WASHINGTON — President Barack Obama’s proposed 2015 budget drops funding for purchases of the Navy’s unmanned, rotary-winged Fire Scout aircraft, which takes off and lands from ships and is being built in Moss Point, Miss., home state of Navy Secretary Ray Mabus.
Even more ominous for the Fire Scout program, the Navy’s five-year plan zeroes out its funding after purchasing the first 40 of them, heightening prospects that it might be among defense systems most endangered in a wave of budget cuts.
However, the funding freeze wouldn’t affect deliveries of 17 aircraft of an upgraded model that’s still being tested with money committed previously. That version is larger, is equipped with radar to help identify surveillance targets, can carry weapons and can fly farther than the 110-mile range of the original MQ-8B Fire Scout.
It’s unclear whether the funding cutoff will mean near-term layoffs at the Moss Point plant operated by Northrop Grumman Corp. Warren Comer, a spokesman for the defense contractor, said the plant employed he about 70 workers, but he declined to say whether any of their jobs will be affected.
The company is “working closely with the Navy on the path forward for the Fire Scout program,” he said.
In a summary of cost changes in selected programs through Dec. 31, the Pentagon listed the Fire Scout last month among two systems that were in “critical breach” of the Nunn-McCurdy Amendment, a law aimed at reining in soaring defense costs.
But Navy officials pointed to the Fire Scout’s redesign, including a larger Bell helicopter airframe, as the main reason for a projected spike of more than $650 million from the program’s original cost of $2.79 billion.
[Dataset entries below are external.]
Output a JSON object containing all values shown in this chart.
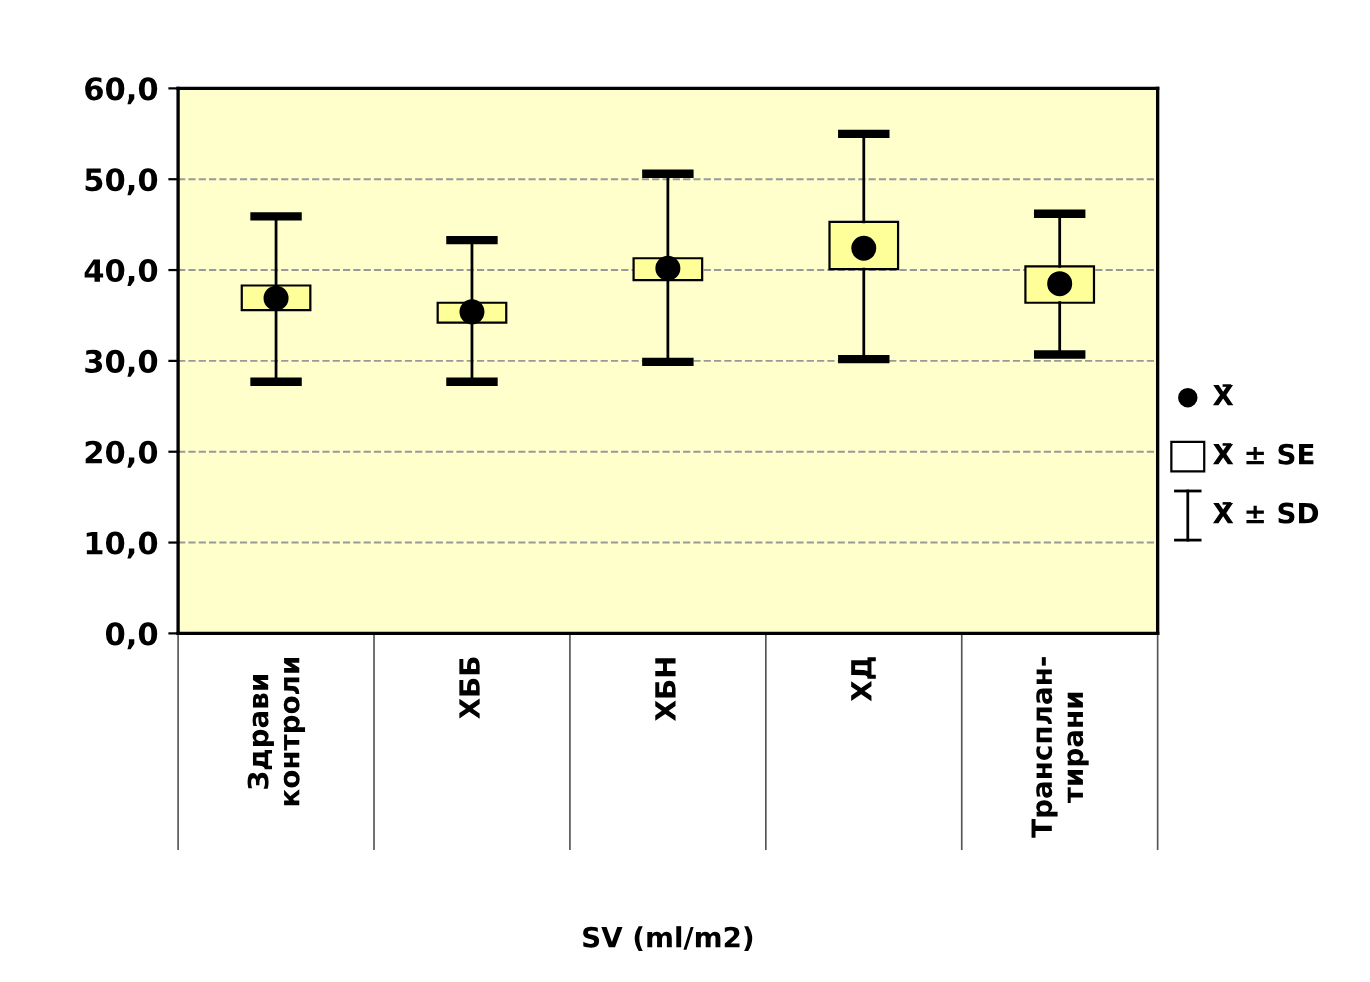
{
  "chart_data": {
    "type": "box",
    "categories": [
      "Здрави\nконтроли",
      "ХББ",
      "ХБН",
      "ХД",
      "Трансплан-\nтирани"
    ],
    "xlabel": "SV (ml/m2)",
    "boxes": [
      {
        "low": 27.7,
        "q1": 35.6,
        "q3": 38.3,
        "high": 45.9,
        "mean": 36.9
      },
      {
        "low": 27.7,
        "q1": 34.2,
        "q3": 36.4,
        "high": 43.3,
        "mean": 35.4
      },
      {
        "low": 29.9,
        "q1": 38.9,
        "q3": 41.3,
        "high": 50.6,
        "mean": 40.2
      },
      {
        "low": 30.2,
        "q1": 40.1,
        "q3": 45.3,
        "high": 55.0,
        "mean": 42.4
      },
      {
        "low": 30.7,
        "q1": 36.4,
        "q3": 40.4,
        "high": 46.2,
        "mean": 38.5
      }
    ],
    "color": "#ffff99",
    "ylim": [
      0,
      60
    ],
    "yticks": [
      {
        "value": 0,
        "label": "0,0"
      },
      {
        "value": 10,
        "label": "10,0"
      },
      {
        "value": 20,
        "label": "20,0"
      },
      {
        "value": 30,
        "label": "30,0"
      },
      {
        "value": 40,
        "label": "40,0"
      },
      {
        "value": 50,
        "label": "50,0"
      },
      {
        "value": 60,
        "label": "60,0"
      }
    ],
    "grid": "y",
    "line_style": "dashed",
    "marker": "circle",
    "annotations": [
      "X̄",
      "X̄ ± SE",
      "X̄ ± SD"
    ]
  }
}
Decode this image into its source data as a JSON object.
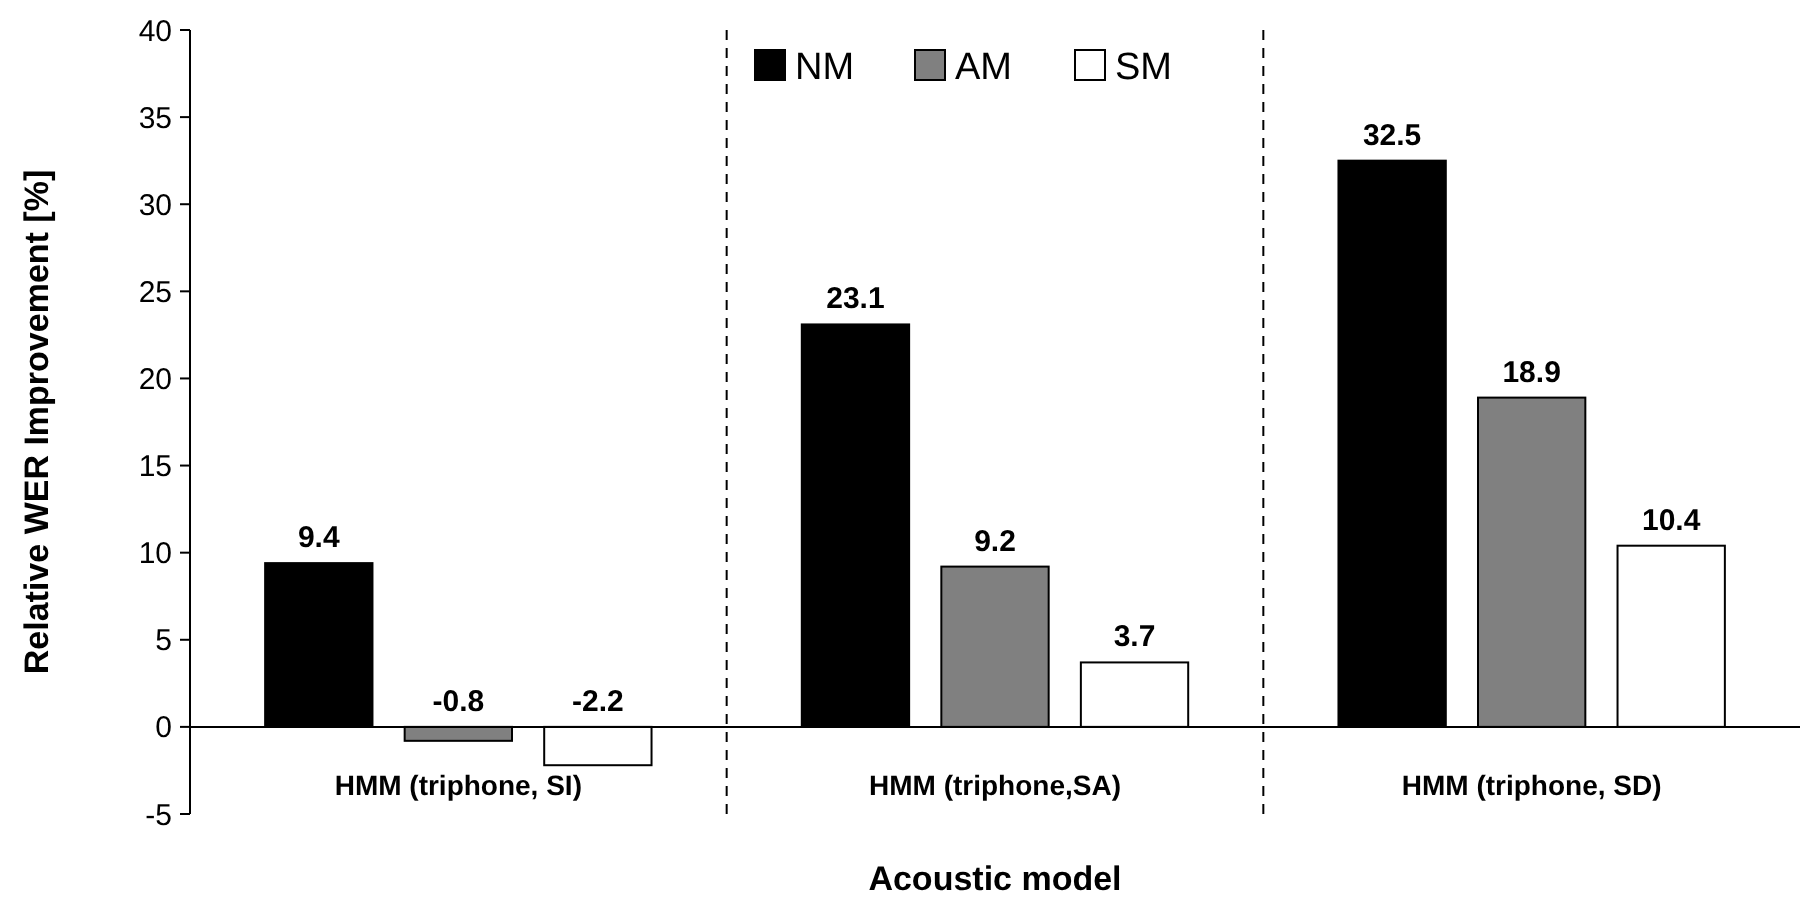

Jamie Cosgrove, a spokeswoman for the Naval Air Systems Command, said the service still planned to proceed with the eventual purchase of 119 of the aircraft but that it had reduced the number it hoped to purchase from the original 168.
In a statement, Northrop Grumman said the Fire Scout “has proven to be highly successful” and that the company was working “to meet the urgent needs of naval and special operations forces commanders while incorporating improved capabilities into the Fire Scout system.”
There has been no sign so far as the U.S. House of Representatives weighs defense spending bills that Congress will reinstate the 2015 funding, but the process is still underway.
“We’ve supported language that would continue and sustain the Navy’s Fire Scout program,” said Laura Chambers, a spokeswoman for Republican Rep. Steven Palazzo of Mississippi, whose district includes the Moss Point plant. “We certainly don’t want to see it end.”
The MQ-8 Fire Scout was designed beginning in the early 2000s for use aboard the smaller and relatively inexpensive littoral combat ship, which was conceived to be specially outfitted for missions close to shorelines, including mine-clearing. However, the littoral program has been controversial because of cost surges, questions about the ships’ ability to withstand damages in battle and worries about their limited armaments, said a recent report by the Congressional Research Service.
In February, Defense Secretary Chuck Hagel decided to cut purchases of the vessel from 52 to 32, and the Navy said it would now consider other designs for “a capable and lethal small surface combatant.”
Northrop Grumman’s Fire Scouts have mainly been used on guided missile frigates. Capt. Patrick Smith, who oversees the Fire Scout program, said the aircraft had completed more than 4,500 operational hours in support of U.S. activities in Africa.
In 2015 budget planning, he said, the Navy “made a decision to streamline the maritime intelligence, surveillance and reconnaissance portfolio” by combining the rapid deployment capabilities of the original MQ-8B Fire Scout model with the MQ-8C, which “will have greater range, endurance and payload capacity,” reducing the need for as many aircraft. While the littoral ship carries two of the original B models, only one C model is needed, Navy officials said.
Obama’s budget “deferred” acquisition of more Fire Scouts, Smith said, “to better align” with deliveries of the littoral ships and allow for continued testing of the new MQ-8C models.